Angel: Sanctuary   Rewatch 
October 1, 2015 6:05 AM - Season 1, Episode 19 - Subscribe

Angel protects Faith from Wolfram & Hart, the Watcher's Council, the LAPD, and Buffy, but he can't protect her from herself.

Amazingly, this is Sarah Michelle Gellar's last appearance on Angel (body doubles and archive audio were used for two later appearances of Buffy). Joss Whedon has said that writing this episode -- specifically, the last scene between Angel and Buffy -- is where it really "clicked" for him that Angel was a different show from BTVS.
posted by Etrigan (1 comment total) 1 user marked this as a favorite
 
This episode again makes the case for why Angel and Faith are a pretty great match-up, as he's the rare bird who can actually understand where she's coming from. The first scene, where Wesley and Cordelia advise Angel that Faith can't be saved and flee for paid vacation retrospectively, helps prove this. Angel, having tortured Giles (and others) in a very, very similar way to how Faith tortured Wesley (who will learn many things about moral relativism past good/evil), needs in some way to help Faith to continue to help himself. On the other hand, Wesley's speech in the teaser is there to set up the idea that he might go along with the Watcher's Council's goons, which did temporarily fool me, and I was delighted that he double-crossed them to show his faith (heh) in Angel. Plus, he gets to be all cool with a syringe/dart and punch Weatherby in the face. Screw those Council guys, really. (It is amazing how much precision Wesley has, except for when the script calls for him to be a klutz, but it's mostly differentiated by "Wesley tries to look cool/impress = klutz, Wesley is doing the right thing/nobody's watching = cool and precise")

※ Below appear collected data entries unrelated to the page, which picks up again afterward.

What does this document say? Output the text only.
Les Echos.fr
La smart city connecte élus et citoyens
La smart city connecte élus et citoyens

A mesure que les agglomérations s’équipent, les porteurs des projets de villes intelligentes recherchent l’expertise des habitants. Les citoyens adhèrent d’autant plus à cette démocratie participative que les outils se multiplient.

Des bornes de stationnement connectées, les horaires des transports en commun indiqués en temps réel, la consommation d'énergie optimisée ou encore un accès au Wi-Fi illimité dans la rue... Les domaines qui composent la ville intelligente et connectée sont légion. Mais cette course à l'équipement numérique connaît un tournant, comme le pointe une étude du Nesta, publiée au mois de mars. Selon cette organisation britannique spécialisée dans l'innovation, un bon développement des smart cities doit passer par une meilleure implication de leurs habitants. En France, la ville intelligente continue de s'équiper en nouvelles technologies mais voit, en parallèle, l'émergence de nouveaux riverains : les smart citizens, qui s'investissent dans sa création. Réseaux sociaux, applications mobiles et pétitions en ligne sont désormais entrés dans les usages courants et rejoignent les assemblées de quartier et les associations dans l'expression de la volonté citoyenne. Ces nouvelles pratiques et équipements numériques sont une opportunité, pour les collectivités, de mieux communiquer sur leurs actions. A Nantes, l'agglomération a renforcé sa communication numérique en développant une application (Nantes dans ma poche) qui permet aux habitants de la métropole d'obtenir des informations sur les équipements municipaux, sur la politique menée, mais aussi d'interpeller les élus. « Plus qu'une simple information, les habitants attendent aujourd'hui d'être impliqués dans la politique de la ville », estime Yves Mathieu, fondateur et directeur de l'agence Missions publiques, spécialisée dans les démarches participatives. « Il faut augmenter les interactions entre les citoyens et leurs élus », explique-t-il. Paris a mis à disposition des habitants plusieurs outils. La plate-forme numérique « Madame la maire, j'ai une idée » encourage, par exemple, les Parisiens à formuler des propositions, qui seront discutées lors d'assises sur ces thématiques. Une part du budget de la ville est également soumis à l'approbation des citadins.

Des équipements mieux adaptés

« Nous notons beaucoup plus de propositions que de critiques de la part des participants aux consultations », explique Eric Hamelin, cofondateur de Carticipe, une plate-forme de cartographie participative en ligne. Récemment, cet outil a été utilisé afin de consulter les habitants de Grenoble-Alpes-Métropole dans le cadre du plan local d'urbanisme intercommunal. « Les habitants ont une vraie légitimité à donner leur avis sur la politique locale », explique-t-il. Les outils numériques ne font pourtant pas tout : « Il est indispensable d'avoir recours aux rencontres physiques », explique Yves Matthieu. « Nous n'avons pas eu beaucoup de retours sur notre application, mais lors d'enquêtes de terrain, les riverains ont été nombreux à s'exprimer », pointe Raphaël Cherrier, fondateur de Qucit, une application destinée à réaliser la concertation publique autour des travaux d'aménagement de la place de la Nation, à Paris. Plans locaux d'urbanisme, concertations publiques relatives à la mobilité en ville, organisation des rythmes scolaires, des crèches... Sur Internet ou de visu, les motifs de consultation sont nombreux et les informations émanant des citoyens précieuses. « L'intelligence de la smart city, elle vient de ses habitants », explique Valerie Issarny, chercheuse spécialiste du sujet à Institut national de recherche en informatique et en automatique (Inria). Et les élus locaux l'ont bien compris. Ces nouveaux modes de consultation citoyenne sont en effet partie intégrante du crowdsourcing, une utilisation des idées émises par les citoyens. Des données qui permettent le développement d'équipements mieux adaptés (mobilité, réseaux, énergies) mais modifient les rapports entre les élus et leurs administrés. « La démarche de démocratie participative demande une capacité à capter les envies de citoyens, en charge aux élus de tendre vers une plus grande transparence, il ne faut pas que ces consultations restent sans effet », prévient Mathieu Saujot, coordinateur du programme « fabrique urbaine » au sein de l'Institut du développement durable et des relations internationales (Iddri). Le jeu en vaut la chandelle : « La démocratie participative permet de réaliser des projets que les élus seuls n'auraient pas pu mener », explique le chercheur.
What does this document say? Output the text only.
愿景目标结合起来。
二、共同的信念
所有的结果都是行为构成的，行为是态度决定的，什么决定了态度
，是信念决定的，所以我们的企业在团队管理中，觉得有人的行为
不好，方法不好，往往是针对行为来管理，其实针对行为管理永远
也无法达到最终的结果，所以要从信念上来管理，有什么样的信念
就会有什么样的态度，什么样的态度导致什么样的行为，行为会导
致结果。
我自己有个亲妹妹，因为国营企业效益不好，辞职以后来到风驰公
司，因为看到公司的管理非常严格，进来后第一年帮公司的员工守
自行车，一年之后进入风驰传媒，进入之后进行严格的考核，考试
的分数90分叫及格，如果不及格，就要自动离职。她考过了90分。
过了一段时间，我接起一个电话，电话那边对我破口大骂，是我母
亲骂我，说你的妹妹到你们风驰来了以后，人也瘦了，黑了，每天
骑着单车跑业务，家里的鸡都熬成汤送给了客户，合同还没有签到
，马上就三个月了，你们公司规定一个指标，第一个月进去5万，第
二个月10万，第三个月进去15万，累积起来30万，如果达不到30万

Buffy on this episode really does show what a gap there now is between the two characters, and this leads to Angel's really weird guest turn at the end of Buffy S4 which basically turns into a whine-fight with Riley, which I'm not sure needed to happen (especially with Whedon's epiphany). I guess old boyfriend needed to meet the new one, but Angel basically saying "stay out of my town" and then following her to beat up her new guy (after Faith sleeps with Riley in Buffy's body, which Angel does know about, as she tells him; well, maybe not the body-switching part, it's not clear) is definitely not his finest moment. Their meeting highlights again that AtS is a much more morally grey series than BTVS, though the latter is getting there. The conversation between Buffy and Faith on the roof is a good and necessary one ("I gave you every chance"/"You don't know what it's like on the other side" [to not be in control]).

X-Files reference here, with Kate correcting her fellow officer on who is the believer and who is the skeptic.

Faith turning herself in is a way to emphasize the "stop running" conversation from earlier, but in a more physical, less metaphorical way. But then again, Faith is more about the one than the other.